Available data from the Debt Management Office (DMO) indicate that Imo State before the emergence of Chief Hope Uzodinma had a debt stock estimate in the region of between N110bn and N115bn. However, after the last quarter of 2021, the requisite information gleaned from Imo’s incessant borrowings, namely N7.5bn in March 2020, N5bn in October 2020, N32.9bn of domestic loans between January and September 2021 and N5.3bn domestic loans within the same period, in addition to N18.3bn borrowing plan which was further nocturnally approved in October and effected in early November, the debt profile of Imo State currently stands at well over N183bn.
What is curious as well as mind-boggling is that, first, Imo State now shoulders a debt burden bigger than all the other four States of the South East put together. To be clear, Abia’s debt stock today is slightly above N56.2bn, while Anambra and Ebonyi have N12bn and N8bn respectively. Enugu is N32bn. Imo now owes more than them all combined.
Second, in all of the landmark borrowings by the regime of Chief Uzodinma, no effort was made to redraw the industrial landscape of the State by re-jigging investments in the hugely vital agro-industrial where Imo has major comparative advantage. Adapalm has remained moribund, Imo Rubber Estates and Avutu Poultry Farm have remained comatose.
Also, Nsu Tiles Company, Umuna Bricks Factory, Egbema Power Plant and Inyishi Aluminium Extrusion Plant are some key investments with the capacity to rev up the local economy and employ a vast majority of the teeming unemployed Imo youths. Yet, they have been left to rot away, even when Imo under Chief Uzodinma has been officially designated by the NBS as the unemployment capital of Nigeria.
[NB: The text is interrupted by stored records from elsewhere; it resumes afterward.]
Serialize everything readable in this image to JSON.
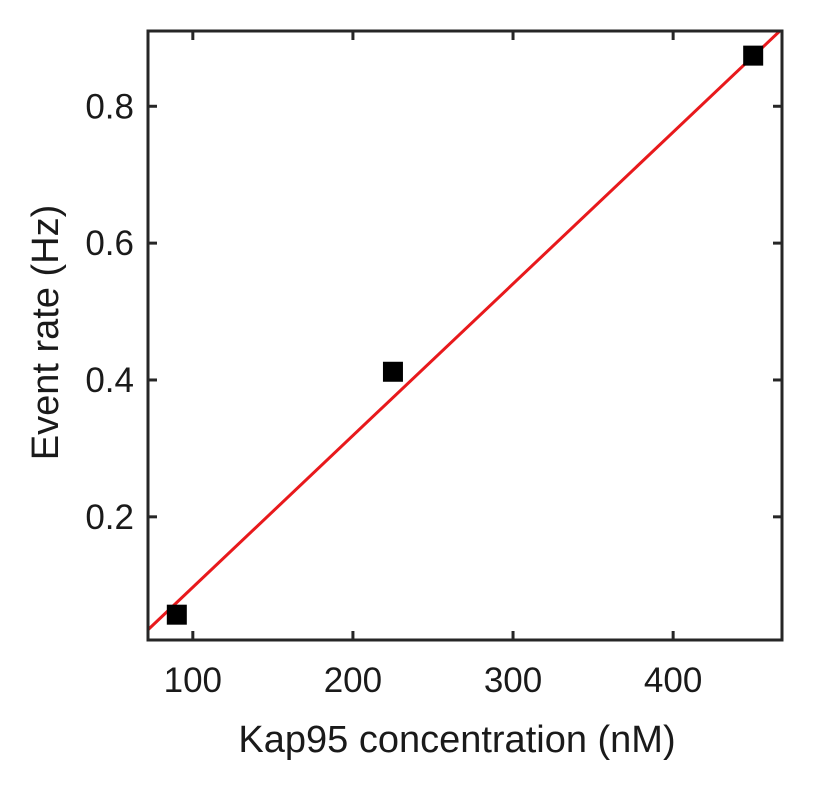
{
  "chart_data": {
    "type": "scatter",
    "title": "",
    "xlabel": "Kap95 concentration (nM)",
    "ylabel": "Event rate (Hz)",
    "xlim": [
      72,
      468
    ],
    "ylim": [
      0.02,
      0.91
    ],
    "x_ticks": [
      100,
      200,
      300,
      400
    ],
    "y_ticks": [
      0.2,
      0.4,
      0.6,
      0.8
    ],
    "x_tick_labels": [
      "100",
      "200",
      "300",
      "400"
    ],
    "y_tick_labels": [
      "0.2",
      "0.4",
      "0.6",
      "0.8"
    ],
    "grid": false,
    "series": [
      {
        "marker": "square",
        "color": "#000000",
        "points": [
          {
            "x": 90,
            "y": 0.057
          },
          {
            "x": 225,
            "y": 0.412
          },
          {
            "x": 450,
            "y": 0.874
          }
        ]
      }
    ],
    "fit_line": {
      "color": "#e8191c",
      "points": [
        {
          "x": 72,
          "y": 0.035
        },
        {
          "x": 468,
          "y": 0.913
        }
      ]
    }
  }
}
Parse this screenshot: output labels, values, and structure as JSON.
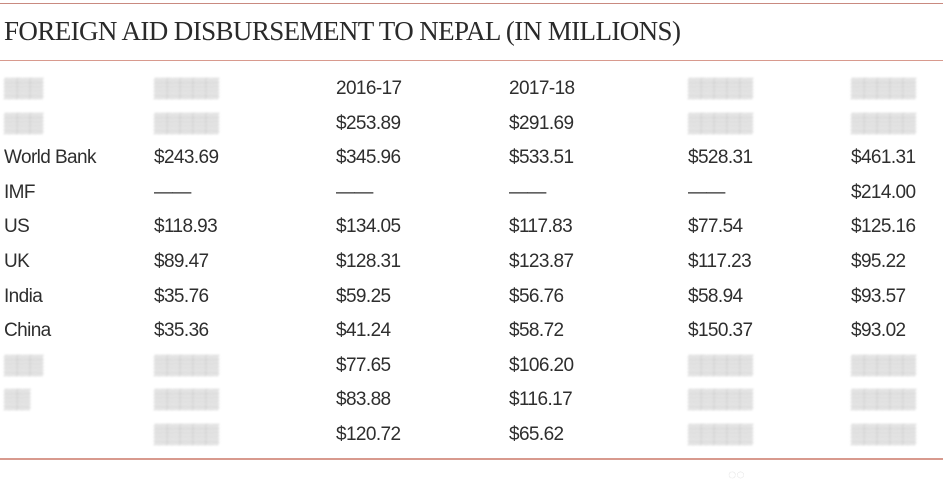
{
  "title": "FOREIGN AID DISBURSEMENT TO NEPAL (IN MILLIONS)",
  "rows": [
    [
      "",
      "",
      "2016-17",
      "2017-18",
      "",
      ""
    ],
    [
      "",
      "",
      "$253.89",
      "$291.69",
      "",
      ""
    ],
    [
      "World Bank",
      "$243.69",
      "$345.96",
      "$533.51",
      "$528.31",
      "$461.31"
    ],
    [
      "IMF",
      "——",
      "——",
      "——",
      "——",
      "$214.00"
    ],
    [
      "US",
      "$118.93",
      "$134.05",
      "$117.83",
      "$77.54",
      "$125.16"
    ],
    [
      "UK",
      "$89.47",
      "$128.31",
      "$123.87",
      "$117.23",
      "$95.22"
    ],
    [
      "India",
      "$35.76",
      "$59.25",
      "$56.76",
      "$58.94",
      "$93.57"
    ],
    [
      "China",
      "$35.36",
      "$41.24",
      "$58.72",
      "$150.37",
      "$93.02"
    ],
    [
      "",
      "",
      "$77.65",
      "$106.20",
      "",
      ""
    ],
    [
      "",
      "",
      "$83.88",
      "$116.17",
      "",
      ""
    ],
    [
      "",
      "",
      "$120.72",
      "$65.62",
      "",
      ""
    ]
  ],
  "blurred_cells_note": "",
  "watermark_icon": "wechat-like-watermark-icon"
}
A more sordid reality is that in the face of this excessive debt overhang, no attempt is made to cut the cost of governance. With an overhead cost of nearly N2.8 billion spent every month on lengthy convoys, hiring private jets, drinking champagnes and servicing political machineries, which is the highest in the South East, Chief Uzodinma has continued to squander loans to finance waste thereby mortgaging future generations of Imo State with unpayable debt stocks. Imo is undergoing financial hemorrhage under Chief Uzodinma.
The bad news is that fossil fuels, our own black gold called petroleum, upon which all our hopes and economic projections are hinged, will become obsolete before the end of this decade. Given the innovations in technology and advent of clean, green energy, anyone who waits on oil money for anything is only waiting for Godot. Other progressive States have realized this and, increasingly, they have diversified their income bases to embrace the post-oil realities. How then will Imo repay the loans being taken by Chief Uzodinma to fund his extravagance and frivolities?
With a monthly IGR profile of below N1bn which cannot even offset the personnel cost in Imo, humongous debt stock, absence of associated infrastructure and policy framework that can ensure private sector-driven growth, and collapse of all State-Owned Enterprises (SOEs), Chief Uzodinma’s two years have succeeded at making Imo a pitiably unviable entity and further plunged the once prosperous State into debt slavery with no solution in sight.